Portugal precisa de planeamento estratégico
«O planeamento estratégico é um vetor fundamental para o país». A afirmação é de António Mendonça, bastonário da Ordem dos Economistas (OE), que lembrou que algumas das grandes obras realizadas no país, como Sines ou o Alqueva, são fruto desse planeamento “à la longue”, desenvolvido no passado. Programas que desapareceram nos anos 80 e que são cruciais para o «desenvolvimento sustentável» do país, que não pode pensar apenas no imediato, mas ter uma «perspetiva de futuro».

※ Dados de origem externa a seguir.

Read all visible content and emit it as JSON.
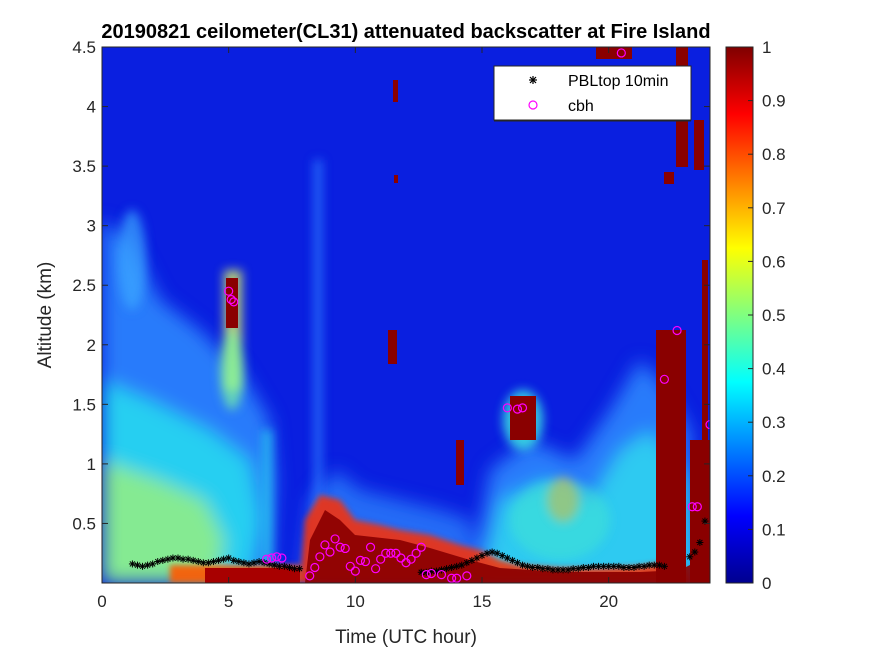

O antigo ministro, especialista em macroeconomia, falava ontem na cerimónia de assinatura de um protocolo entre o Instituto Superior Miguel Torga (ISMT) e a OE e, em total sintonia com Manuel Castelo Branco, presidente da instituição, considerou que este poderá ser o tema de um fórum de reflexão, a promover no final do primeiro semestre. Argumentos há de sobra. Não apenas pela urgência da temática em si, mas pelas circunstâncias que se vivem no país e em particular na região Centro, assolada por uma tempestade arrasadora.
O Programa Portugal Transformação, Recuperação e Resiliência, PTRR, «é interessante», «mas tem que ser bem pensado para não se desperdiçarem investimentos», afirmou. António Mendonça lembrou que Portugal «tem tendência para a política do regador», o que significa que corre o risco de «regar a areia», o que não pode nem deve acontecer. «Temos que ser exigentes», «selecionar objetivos de natureza estratégica e separar o trigo do joio», de molde a enfrentar «os problemas estruturais do país», disse». Para o bastonário, é fundamental eleger e apoiar investimentos que «se projetem, ganhem escala e tenham efeitos catalisadores» no desenvolvimento do país e no futuro das gerações mais jovens.
Um item fundamental para o presidente do Conselho de Direção do ISMT que encara este protocolo como mais uma ferramenta para os alunos da escola e para o desenvolvimento de uma reflexão «livre e provocatória», distanciada de «conceções políticas».
Castelo Branco classificou a assinatura deste protocolo como «uma lição de descentralização», com o bastonário a deslocar-se a Coimbra, e garantiu que o documento é para cumprir. O mesmo asseverou António Mendonça, que classificou o momento como a «primeira iniciativa formal» deste cariz assumida pela OE.|
Ordens distinguidas pelo Presidente da República
O bastonário da OE, professor catedrático de Economia, que também preside ao Conselho Nacional de Ordens Profissionais (CNOP), fez questão de referir, ontem na cerimónia, o reconhecimento do Presidente da República, em vésperas de abandonar funções, às 20 Ordens Profissionais existentes no país, com a atribuição do grau de Membro-Honorário da Ordem do Infante, entregue quinta-feira. «Foi uma surpresa», disse António Mendonça, satisfeito com este «reconhecimento do mais alto magistrado do país», o que significa que estas organizações profissionais, de caráter setorial e independentes, «são muito importantes na discussão da organização estratégica e no futuro do país».